In The ClassicalAnd Contemporary Theatre Of Kerala

Dr. K.G. Paulose

Three ancient texts – Ramayana, Mahabharata and Bhagavata has moulded the mindset of Indians for centuries. Ramayana is the model for intra-domestic affairs, Mahabharata for
interaction with society and Bhagavata for spiritual purity. Mahabharata, unlike the other two, is not permitted to be used for regular chanting for fear of creating quarrel in the household. Mahabharata presents man as he is where as the other two depicts a sophisticated and idealized levels of living. It is precisely because of this that theatre likes Mahabharata more than anything else. The influence of Mahabharata on theatre is tremendous.

Bhasa and Kalidasa

Mahabharata has been a veritable source for Sanskrit dramatists to develop their themes. Bhasa and Kalidasa were the earliest playwrights who were inspired by the great epic. Of the two, Bhasa revolted, often amending Vyasa by suitable substitutes and filling his silence with own interpretations. Kalidasa, on the other hand, often compromised to the epic narrative.

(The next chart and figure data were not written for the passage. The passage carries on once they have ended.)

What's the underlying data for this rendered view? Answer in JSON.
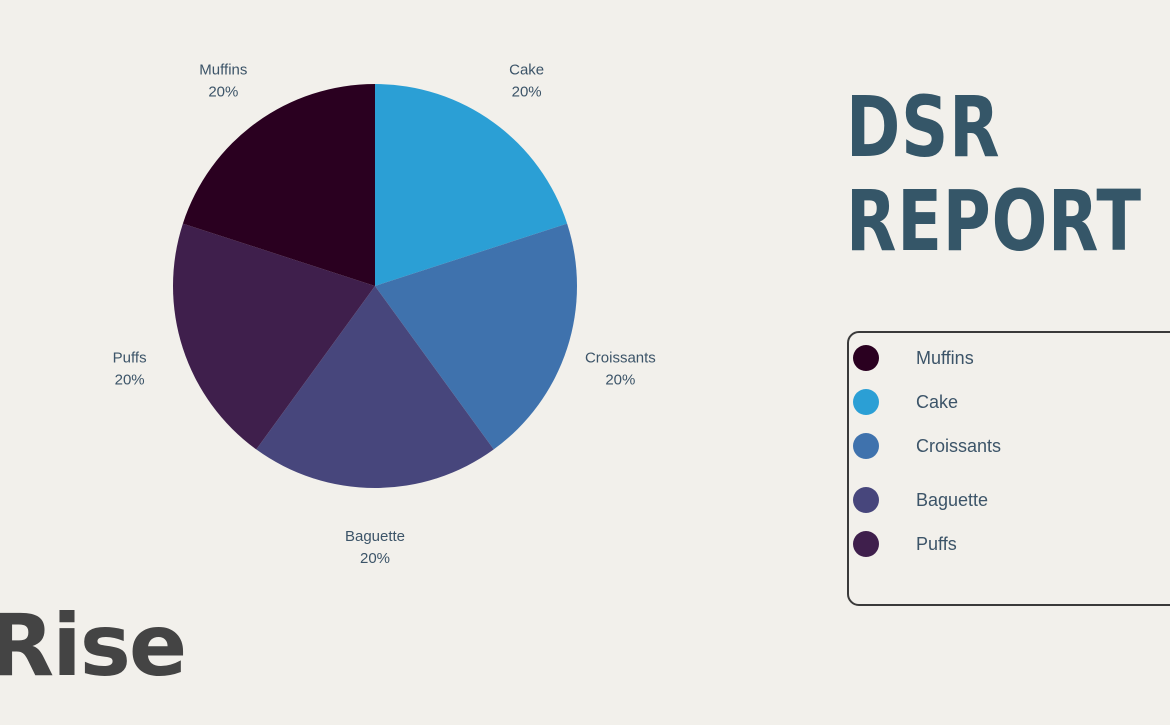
{
  "title_lines": [
    "DSR",
    "REPORT"
  ],
  "brand": "Rise",
  "chart_data": {
    "type": "pie",
    "title": "",
    "slices": [
      {
        "label": "Cake",
        "value": 20,
        "value_label": "20%",
        "color": "#2b9fd5"
      },
      {
        "label": "Croissants",
        "value": 20,
        "value_label": "20%",
        "color": "#3f72ad"
      },
      {
        "label": "Baguette",
        "value": 20,
        "value_label": "20%",
        "color": "#47467c"
      },
      {
        "label": "Puffs",
        "value": 20,
        "value_label": "20%",
        "color": "#3f1f4c"
      },
      {
        "label": "Muffins",
        "value": 20,
        "value_label": "20%",
        "color": "#2a0020"
      }
    ],
    "start_angle_deg": 0,
    "direction": "clockwise",
    "legend": {
      "placement": "right",
      "items": [
        {
          "label": "Muffins",
          "color": "#2a0020"
        },
        {
          "label": "Cake",
          "color": "#2b9fd5"
        },
        {
          "label": "Croissants",
          "color": "#3f72ad"
        },
        {
          "label": "Baguette",
          "color": "#47467c"
        },
        {
          "label": "Puffs",
          "color": "#3f1f4c"
        }
      ]
    }
  }
}
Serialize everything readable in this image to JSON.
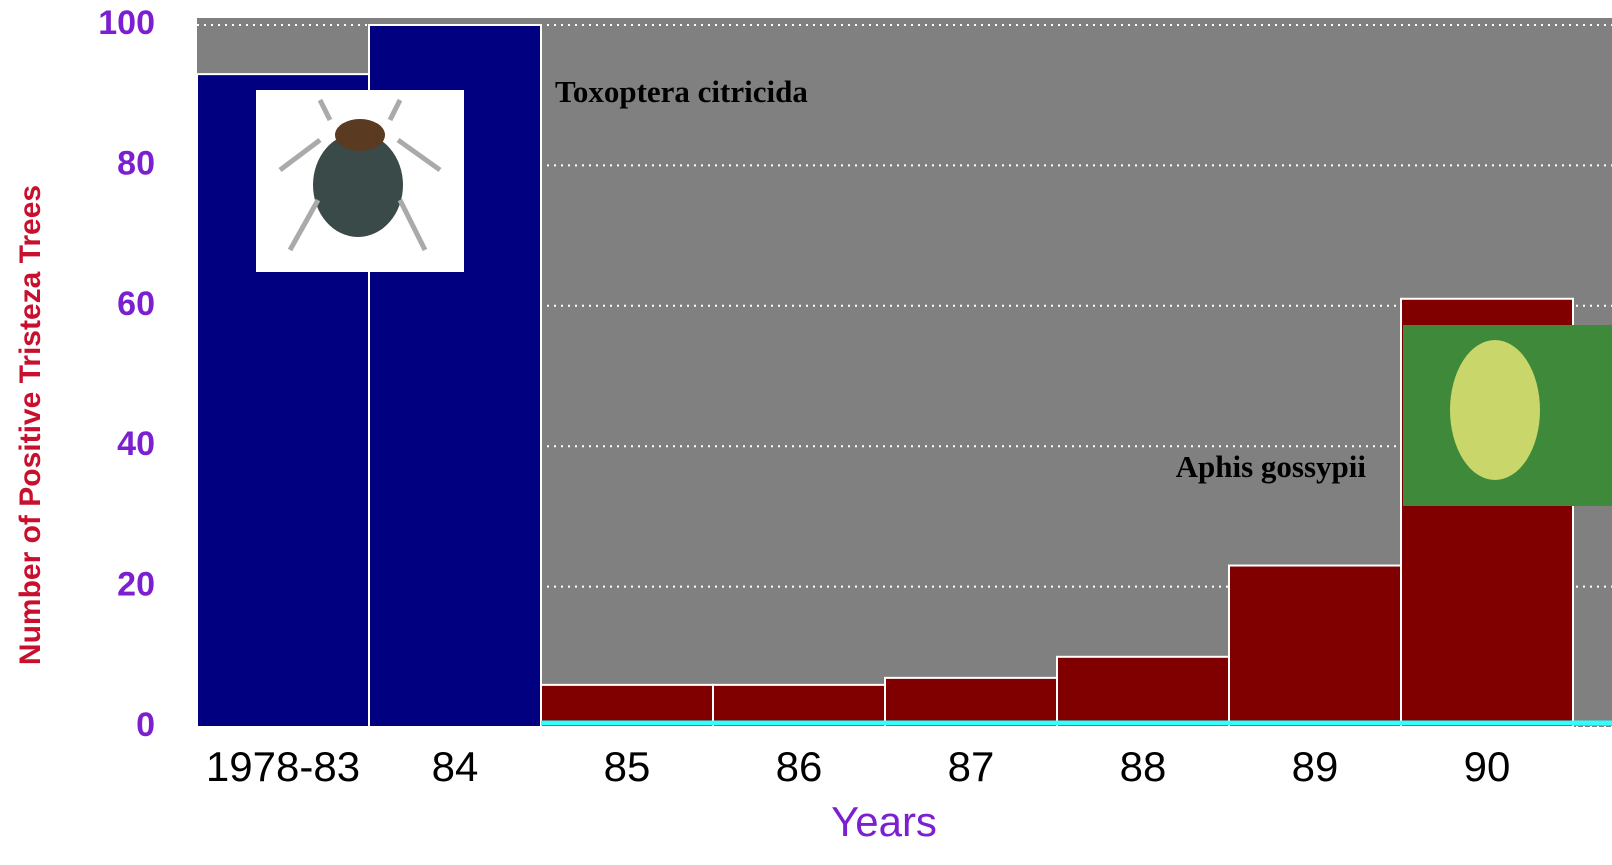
{
  "chart_data": {
    "type": "bar",
    "y_label": "Number of Positive Tristeza Trees",
    "x_label": "Years",
    "categories": [
      "1978-83",
      "84",
      "85",
      "86",
      "87",
      "88",
      "89",
      "90"
    ],
    "series": [
      {
        "name": "Toxoptera citricida",
        "color": "#000080",
        "values": [
          93,
          100,
          null,
          null,
          null,
          null,
          null,
          null
        ]
      },
      {
        "name": "Aphis gossypii",
        "color": "#800000",
        "values": [
          null,
          null,
          6,
          6,
          7,
          10,
          23,
          61
        ]
      }
    ],
    "ylim": [
      0,
      100
    ],
    "yticks": [
      0,
      20,
      40,
      60,
      80,
      100
    ],
    "grid": true
  }
}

Bhasa was sympathetic towards the characters who were marginalized, neglected and condemned - Karna, Duryodhana, Gatotkacha, etc.. He made them heroes. Krishna, Dharmaputra or even Arjuna became pale in their presence. In Pancharatra Bhasa goes to the extent of suggesting an alternative to Vyasa. Vyasa tells us that there is no alternative to bloodshed to solve the Kuru-Pandhava feud. It is an indirect approval for warfare. But Bhasa amends and corrects that there are alternatives, the way of negotiations, peaceful settlements. The indictment here is on the pitamahas and acharyas. In spite of their having eyes they behaved like the blind father. Had they sincerely wished and worked, they could have avoided the horrible war. Bhasa envisioned a Mahabhara without a Kurukshetra! Bhasa was rebellious, and theatre liked this
rebellion. Kalidasa was soft. His Sakuntala differs not much from that of Vyasa, the minor changes brought about were by the compulsion of time. These two trends – the interpretative mood of Bhasa and the compromising tone of Kalidasa – are visible throughout the history of theatre; the greater influence of course, being that of the former.